Si bien el programa de estudios no es religioso, la fe anima estos proyectos, lo mismo que otras iniciativas para ayudar a los migrantes en la frontera.
También prepara a muchos de los maestros, que saben que la educación es vital para el futuro de estos chicos, para su capacidad de socializar con los demás, de encontrar empleos ya de adultos y de sentirse bien donde sea que terminen.
“Se incorporan al sistema educativo, para que vayan agarrando confianza”, declaró Teresa Almada, que dirige Casa Kolping, donde estudia Víctor y que cuenta con el apoyo de una organización fundada hace tres décadas por miembros laicos de parroquias católicas. “También es importante… que las familias no se sientan en territorio hostil”.

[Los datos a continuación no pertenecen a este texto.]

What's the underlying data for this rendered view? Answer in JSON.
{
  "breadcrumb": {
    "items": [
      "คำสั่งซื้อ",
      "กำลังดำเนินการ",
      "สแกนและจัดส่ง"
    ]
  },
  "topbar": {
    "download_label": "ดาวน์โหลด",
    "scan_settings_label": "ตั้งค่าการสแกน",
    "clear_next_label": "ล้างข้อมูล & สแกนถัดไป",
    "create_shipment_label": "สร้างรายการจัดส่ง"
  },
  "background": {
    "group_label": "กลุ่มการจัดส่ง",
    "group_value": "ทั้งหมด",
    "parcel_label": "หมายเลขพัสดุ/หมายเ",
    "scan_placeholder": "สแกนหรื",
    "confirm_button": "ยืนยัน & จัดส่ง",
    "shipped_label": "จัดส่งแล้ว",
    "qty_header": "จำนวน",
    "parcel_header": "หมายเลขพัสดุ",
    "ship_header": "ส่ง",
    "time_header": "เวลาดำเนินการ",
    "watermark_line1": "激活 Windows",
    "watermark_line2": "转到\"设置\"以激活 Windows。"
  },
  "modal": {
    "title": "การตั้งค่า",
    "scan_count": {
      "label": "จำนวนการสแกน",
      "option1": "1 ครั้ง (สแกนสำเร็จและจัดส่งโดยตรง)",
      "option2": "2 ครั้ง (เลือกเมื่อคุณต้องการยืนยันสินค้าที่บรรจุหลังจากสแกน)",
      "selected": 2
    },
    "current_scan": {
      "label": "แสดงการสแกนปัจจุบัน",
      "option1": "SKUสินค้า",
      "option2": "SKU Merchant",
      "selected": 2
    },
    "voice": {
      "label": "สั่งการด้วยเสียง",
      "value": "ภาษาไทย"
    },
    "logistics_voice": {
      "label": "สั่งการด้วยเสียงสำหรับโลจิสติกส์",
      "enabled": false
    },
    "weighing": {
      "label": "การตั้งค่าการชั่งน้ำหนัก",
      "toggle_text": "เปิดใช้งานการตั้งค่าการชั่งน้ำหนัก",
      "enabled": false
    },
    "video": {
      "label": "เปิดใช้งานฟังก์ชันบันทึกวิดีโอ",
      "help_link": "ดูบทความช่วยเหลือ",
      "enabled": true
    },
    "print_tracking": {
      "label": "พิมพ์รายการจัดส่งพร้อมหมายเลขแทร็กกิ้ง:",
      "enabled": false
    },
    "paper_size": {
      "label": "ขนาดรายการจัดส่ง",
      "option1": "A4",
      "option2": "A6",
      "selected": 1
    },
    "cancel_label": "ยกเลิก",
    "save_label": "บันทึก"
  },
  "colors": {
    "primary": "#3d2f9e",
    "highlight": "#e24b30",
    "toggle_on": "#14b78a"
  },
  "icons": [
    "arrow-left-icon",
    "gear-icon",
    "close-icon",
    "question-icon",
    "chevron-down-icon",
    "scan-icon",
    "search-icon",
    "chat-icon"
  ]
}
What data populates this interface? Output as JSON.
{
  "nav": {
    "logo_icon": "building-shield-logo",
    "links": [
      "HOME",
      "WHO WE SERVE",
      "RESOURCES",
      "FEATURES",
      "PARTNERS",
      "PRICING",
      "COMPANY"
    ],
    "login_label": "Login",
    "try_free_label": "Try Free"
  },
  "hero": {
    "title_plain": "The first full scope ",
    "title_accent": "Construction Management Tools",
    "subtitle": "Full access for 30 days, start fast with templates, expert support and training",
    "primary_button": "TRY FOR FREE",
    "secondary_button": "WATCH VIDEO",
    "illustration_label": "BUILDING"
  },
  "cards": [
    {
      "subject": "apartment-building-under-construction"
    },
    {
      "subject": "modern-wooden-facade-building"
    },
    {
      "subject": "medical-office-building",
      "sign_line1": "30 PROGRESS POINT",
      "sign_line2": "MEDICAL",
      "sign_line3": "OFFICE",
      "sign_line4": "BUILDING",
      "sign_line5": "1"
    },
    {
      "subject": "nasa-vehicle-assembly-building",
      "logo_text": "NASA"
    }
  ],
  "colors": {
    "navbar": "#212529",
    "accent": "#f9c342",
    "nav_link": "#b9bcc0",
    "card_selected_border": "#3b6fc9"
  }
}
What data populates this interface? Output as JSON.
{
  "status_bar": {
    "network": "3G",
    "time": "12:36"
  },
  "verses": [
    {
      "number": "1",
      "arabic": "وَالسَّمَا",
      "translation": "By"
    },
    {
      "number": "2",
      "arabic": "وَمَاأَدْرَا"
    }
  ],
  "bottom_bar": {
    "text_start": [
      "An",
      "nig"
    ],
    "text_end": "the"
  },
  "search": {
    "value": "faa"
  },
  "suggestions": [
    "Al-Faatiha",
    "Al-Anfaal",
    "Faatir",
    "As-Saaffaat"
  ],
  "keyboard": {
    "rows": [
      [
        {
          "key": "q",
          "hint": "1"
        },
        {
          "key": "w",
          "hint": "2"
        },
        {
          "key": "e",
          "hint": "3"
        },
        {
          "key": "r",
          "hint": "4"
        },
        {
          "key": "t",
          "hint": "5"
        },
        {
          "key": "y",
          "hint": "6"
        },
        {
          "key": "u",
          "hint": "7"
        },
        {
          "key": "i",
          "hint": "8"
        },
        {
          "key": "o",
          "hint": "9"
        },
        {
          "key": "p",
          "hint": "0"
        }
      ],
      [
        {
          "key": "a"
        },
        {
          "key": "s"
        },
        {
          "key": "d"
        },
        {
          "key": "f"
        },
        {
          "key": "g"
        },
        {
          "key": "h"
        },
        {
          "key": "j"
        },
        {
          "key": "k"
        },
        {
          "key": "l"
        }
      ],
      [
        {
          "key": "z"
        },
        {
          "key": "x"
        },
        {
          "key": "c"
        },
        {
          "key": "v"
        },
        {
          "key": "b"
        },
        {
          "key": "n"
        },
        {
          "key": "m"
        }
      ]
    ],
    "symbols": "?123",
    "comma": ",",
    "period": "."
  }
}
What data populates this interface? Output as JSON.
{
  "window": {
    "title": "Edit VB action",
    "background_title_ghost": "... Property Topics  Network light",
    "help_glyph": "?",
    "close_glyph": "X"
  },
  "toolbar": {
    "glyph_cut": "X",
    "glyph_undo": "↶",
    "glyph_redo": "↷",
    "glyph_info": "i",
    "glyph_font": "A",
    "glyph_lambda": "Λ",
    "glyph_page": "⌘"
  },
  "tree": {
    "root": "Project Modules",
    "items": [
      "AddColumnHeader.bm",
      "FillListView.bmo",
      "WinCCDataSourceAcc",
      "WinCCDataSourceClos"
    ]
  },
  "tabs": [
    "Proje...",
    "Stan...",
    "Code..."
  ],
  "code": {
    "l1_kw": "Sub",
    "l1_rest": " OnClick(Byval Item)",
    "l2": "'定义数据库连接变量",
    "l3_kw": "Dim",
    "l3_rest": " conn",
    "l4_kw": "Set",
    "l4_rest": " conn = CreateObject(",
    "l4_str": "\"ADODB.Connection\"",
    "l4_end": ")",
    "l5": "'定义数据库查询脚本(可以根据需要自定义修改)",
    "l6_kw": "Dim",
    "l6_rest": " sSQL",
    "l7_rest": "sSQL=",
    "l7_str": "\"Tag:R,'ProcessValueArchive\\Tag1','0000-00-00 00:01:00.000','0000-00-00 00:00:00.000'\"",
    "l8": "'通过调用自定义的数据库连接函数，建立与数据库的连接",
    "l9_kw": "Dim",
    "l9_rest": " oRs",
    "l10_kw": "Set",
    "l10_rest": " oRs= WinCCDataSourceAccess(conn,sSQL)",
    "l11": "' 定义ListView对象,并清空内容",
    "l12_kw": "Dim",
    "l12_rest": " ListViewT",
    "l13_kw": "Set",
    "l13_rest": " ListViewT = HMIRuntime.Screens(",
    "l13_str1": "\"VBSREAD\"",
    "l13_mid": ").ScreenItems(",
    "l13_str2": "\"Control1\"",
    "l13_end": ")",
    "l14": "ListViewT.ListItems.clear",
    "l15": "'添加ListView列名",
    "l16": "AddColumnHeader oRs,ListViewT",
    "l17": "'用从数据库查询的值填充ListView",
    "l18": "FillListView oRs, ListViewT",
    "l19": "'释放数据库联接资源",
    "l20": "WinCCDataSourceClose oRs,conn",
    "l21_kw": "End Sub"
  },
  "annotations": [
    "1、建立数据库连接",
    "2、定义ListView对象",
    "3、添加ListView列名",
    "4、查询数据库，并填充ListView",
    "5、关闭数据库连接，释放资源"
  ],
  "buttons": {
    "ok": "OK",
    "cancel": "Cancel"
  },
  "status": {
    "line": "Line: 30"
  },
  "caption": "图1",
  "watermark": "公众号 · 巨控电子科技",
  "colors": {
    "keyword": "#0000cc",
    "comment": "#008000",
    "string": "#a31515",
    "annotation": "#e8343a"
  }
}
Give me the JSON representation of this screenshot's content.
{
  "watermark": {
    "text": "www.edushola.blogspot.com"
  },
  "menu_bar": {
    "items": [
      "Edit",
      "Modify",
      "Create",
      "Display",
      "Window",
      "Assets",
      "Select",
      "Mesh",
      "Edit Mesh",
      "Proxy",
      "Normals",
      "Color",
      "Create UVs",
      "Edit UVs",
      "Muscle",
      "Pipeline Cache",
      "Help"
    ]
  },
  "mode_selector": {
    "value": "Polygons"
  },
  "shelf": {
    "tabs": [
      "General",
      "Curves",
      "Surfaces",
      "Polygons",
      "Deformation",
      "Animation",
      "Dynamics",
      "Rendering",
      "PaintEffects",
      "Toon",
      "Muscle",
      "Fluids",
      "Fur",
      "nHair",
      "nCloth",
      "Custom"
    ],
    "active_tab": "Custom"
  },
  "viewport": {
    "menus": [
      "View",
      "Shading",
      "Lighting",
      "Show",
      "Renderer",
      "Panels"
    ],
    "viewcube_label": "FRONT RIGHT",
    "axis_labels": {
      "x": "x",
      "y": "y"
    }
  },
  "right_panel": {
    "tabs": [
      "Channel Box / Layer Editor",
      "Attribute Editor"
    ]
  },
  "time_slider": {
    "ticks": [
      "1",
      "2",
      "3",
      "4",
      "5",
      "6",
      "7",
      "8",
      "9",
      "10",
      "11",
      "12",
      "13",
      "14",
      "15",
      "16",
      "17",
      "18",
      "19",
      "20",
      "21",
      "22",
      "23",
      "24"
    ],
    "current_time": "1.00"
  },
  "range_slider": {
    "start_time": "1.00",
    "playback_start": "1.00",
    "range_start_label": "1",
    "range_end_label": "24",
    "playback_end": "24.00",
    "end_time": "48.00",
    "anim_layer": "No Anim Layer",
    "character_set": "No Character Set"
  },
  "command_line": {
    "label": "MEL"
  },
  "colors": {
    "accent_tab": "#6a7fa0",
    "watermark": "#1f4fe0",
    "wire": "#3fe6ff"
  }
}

Una hermana mayor de Víctor, Katherine Rodas, de 22 años, le escapó a amenazas de muerte en Honduras junto con él y otras dos hermanas que ella crió tras la muerte de su madre. Si bien ella y su marido les tienen mucho miedo a las pandillas y no salen de un albergue administrado por agrupaciones católicas, no dudó un momento cuando surgió la posibilidad de que sus hermanos fuesen llevados a Casa Kolping.
“Dicen que la maestra siempre los cuida, juega con ellos”, comentó Rodas. “Se sienten seguros allá”.
Su albergue, Casa Oscar Romero, lleva el nombre de un arzobispo salvadoreño muy querido, que servía a los pobres y fue asesinado durante la guerra civil. Fue canonizado por el papa Francisco. Muchos de los residentes en los albergues de Ciudad Juárez llegaron de América Central, pero también vienen numerosas familias mexicanas de regiones donde impera la violencia de los carteles de las drogas.
El programa comenzó a funcionar en octubre y durante un tiempo los maestros alentaron a los padres a que acompañasen a sus hijos a las aulas para que se sintiesen más cómodos. Una de las que lo hizo fue Lucía, madre soltera de tres niños que partió del estado mexicano de Michoacán cuando un cartel “se apropió de la cosecha y de todo”, según dijo.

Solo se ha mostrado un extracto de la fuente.